Your restaurant floor plan is one of the things that impact your customer's satisfaction the most.
Everyone judges their comfort and ease in a restaurant in large part based on the layout and how well the restaurant flows using the pieces inside.

Getting your restaurant layout just right takes careful planning. You will always find great advice if you consult both your architect and your interior designer, but some of the layout agenda comes to light with testing and use as well.

There's a lot of things in most restaurants these days, including new self-ordering systems, for
which you can get expert help from places like GRUBBRR.

Here are four of the major items you should start looking at as you finalize your restaurant floor plan.

The Kitchen Size and Location

The kitchen is the heart of your restaurant's service. You'll need to look at how large it is compared to your seating, waiting, bathroom, and exit areas as you explore potential layouts. Factor in how many guests you plan to seat inside and/or outside, how long they may take to eat their food, and how long it takes to make the food as you settle on kitchen size and location.

Dining Area Table Layout

While many restaurants want to seat as many people as possible, there are good reasons to give your guests a little extra room. Without keeping the room sparsely furnished, you can look at layouts that offer more or less room as it suits your business idea. Different numbers of chairs may become available depending on table sizes and shapes.
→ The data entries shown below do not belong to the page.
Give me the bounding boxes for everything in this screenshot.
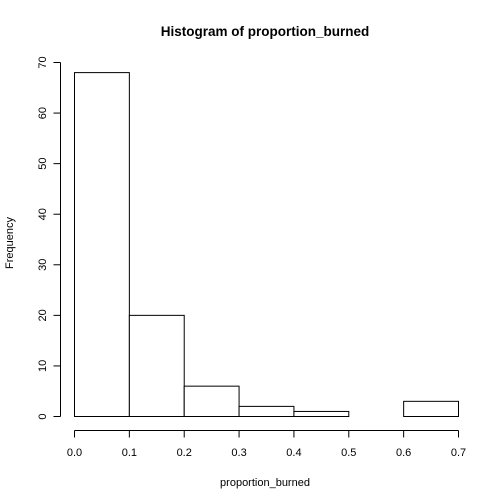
chart-title: Histogram of proportion_burned <box>161 24 370 39</box>
histogram-bar-4 <box>293 410 350 418</box>
y-tick-label-3: 30 <box>37 259 49 271</box>
histogram-bar-1 <box>128 314 185 418</box>
histogram-bar-6 <box>403 400 459 418</box>
x-axis: 0.0 0.1 0.2 0.3 0.4 0.5 0.6 0.7 <box>67 430 466 459</box>
bars-group <box>74 72 459 418</box>
y-axis: 0 10 20 30 40 50 60 70 <box>37 56 61 420</box>
y-tick-label-5: 50 <box>37 158 49 170</box>
y-tick-label-1: 10 <box>37 360 49 372</box>
y-tick-label-6: 60 <box>37 107 49 119</box>
x-tick-label-1: 0.1 <box>122 447 137 459</box>
x-tick-label-4: 0.4 <box>286 447 301 459</box>
y-tick-label-2: 20 <box>37 309 49 321</box>
y-tick-label-0: 0 <box>37 413 49 419</box>
x-tick-label-0: 0.0 <box>67 447 82 459</box>
y-tick-label-7: 70 <box>37 56 49 68</box>
x-tick-label-3: 0.3 <box>231 447 246 459</box>
histogram-bar-0 <box>74 72 130 417</box>
histogram-bar-3 <box>238 405 295 417</box>
x-tick-label-5: 0.5 <box>341 447 356 459</box>
histogram-bar-2 <box>183 385 240 417</box>
y-axis-label: Frequency <box>4 217 16 269</box>
x-axis-label: proportion_burned <box>220 477 310 489</box>
x-tick-label-6: 0.6 <box>396 447 411 459</box>
x-tick-label-2: 0.2 <box>177 447 192 459</box>
y-tick-label-4: 40 <box>37 208 49 220</box>
x-tick-label-7: 0.7 <box>451 447 466 459</box>
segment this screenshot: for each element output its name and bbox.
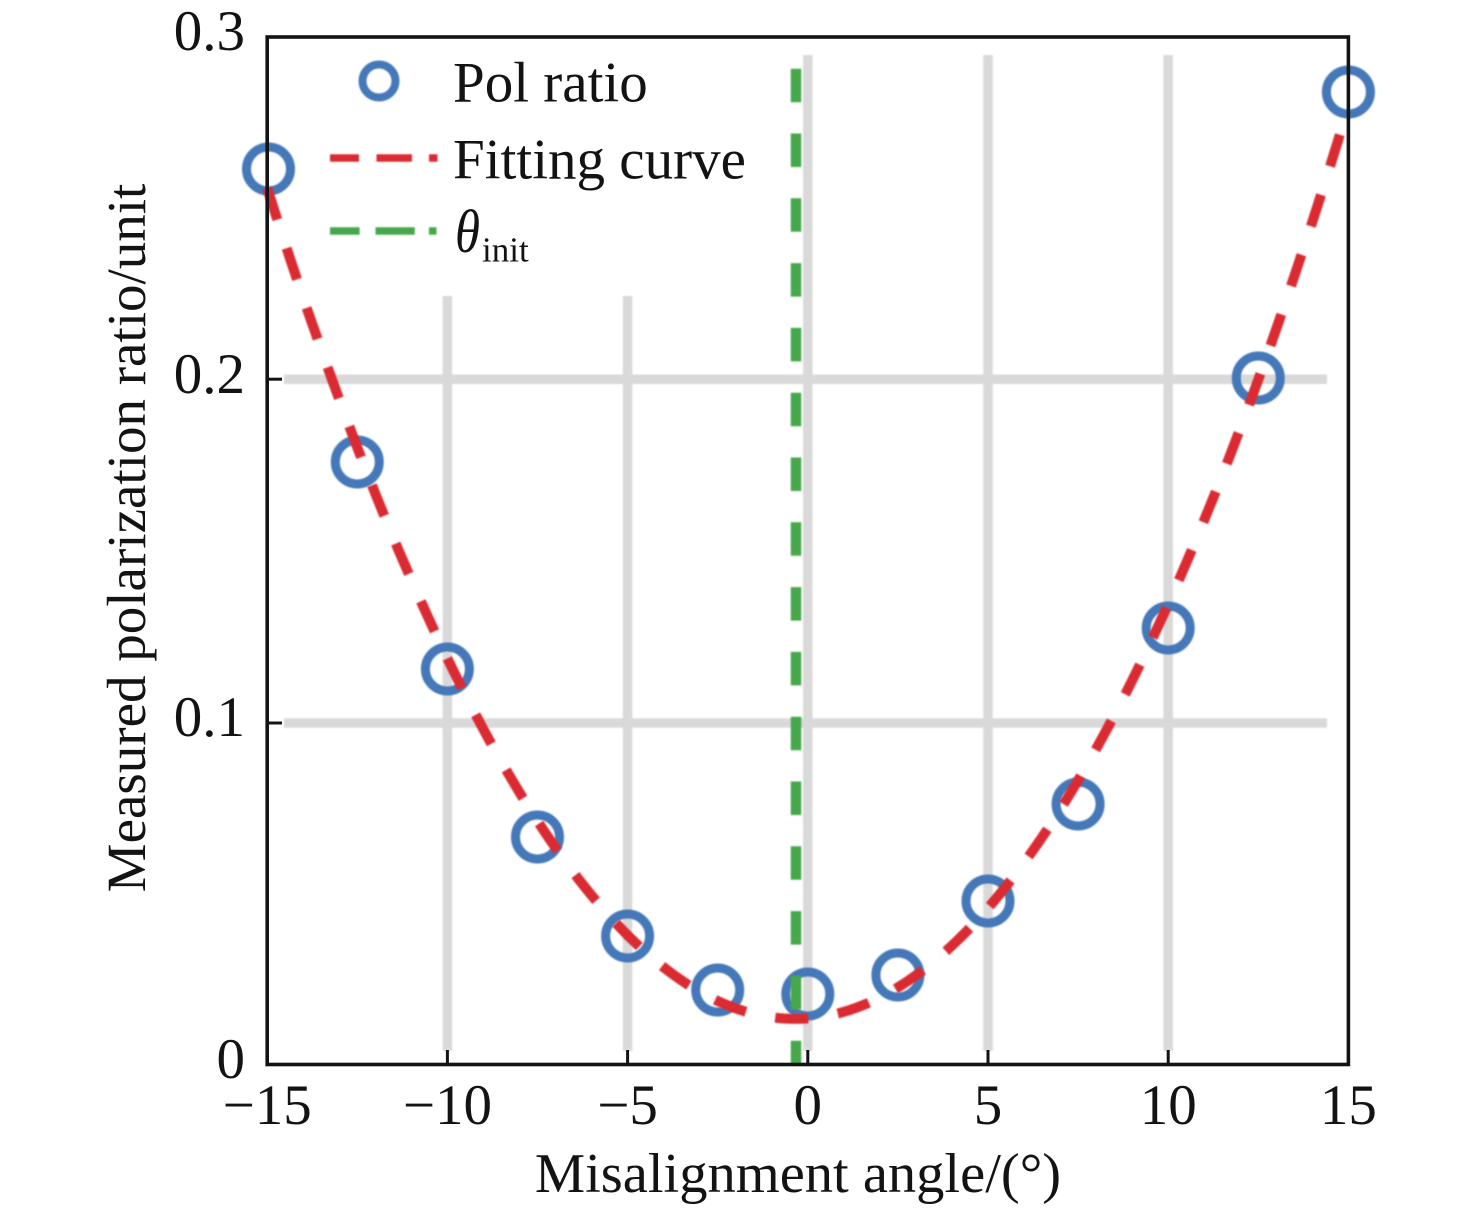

The dining room area layout should include walkways that are easy to navigate and clear exit paths or egress.

Welcoming Waiting Guests

Waiting guests need a good experience before they are seated, and a warm waiting area with bench seating is usually a good option. Consider the impact of opening doors in the colder months, how easy the bathroom is to access from the waiting area, and if you are able to make any additions like plants or a coat area.

Waiting guests need to easily find out when their table becomes available and should optimally be able to talk easily without adding too much to the dining room noise.

Office and Supplies Rooms

However, Plan your office and supply storage space that will keep your management as low-stress as possible without cutting profits. The optimal size for these areas is based more on what you need to keep accounting and building maintenance up rather than how many people you want to serve daily.
Office areas should include good lighting, airflow, plenty of shelving and accounting supplies, and staff bathroom areas.

Measure Twice

The layout may need a few drafts. To create a floor plan that feels like a great experience for your guests, make sure you test everything before you finalize it. Seat test dinners as needed and practice quick exits, as well as all the little things that make a great dining experience. Check for how fast you can keep the bathroom cleaned, what will happen if you get a rush, and make sure that things are laid out in a way that makes it easy for your guests to follow and get in touch with as they eat.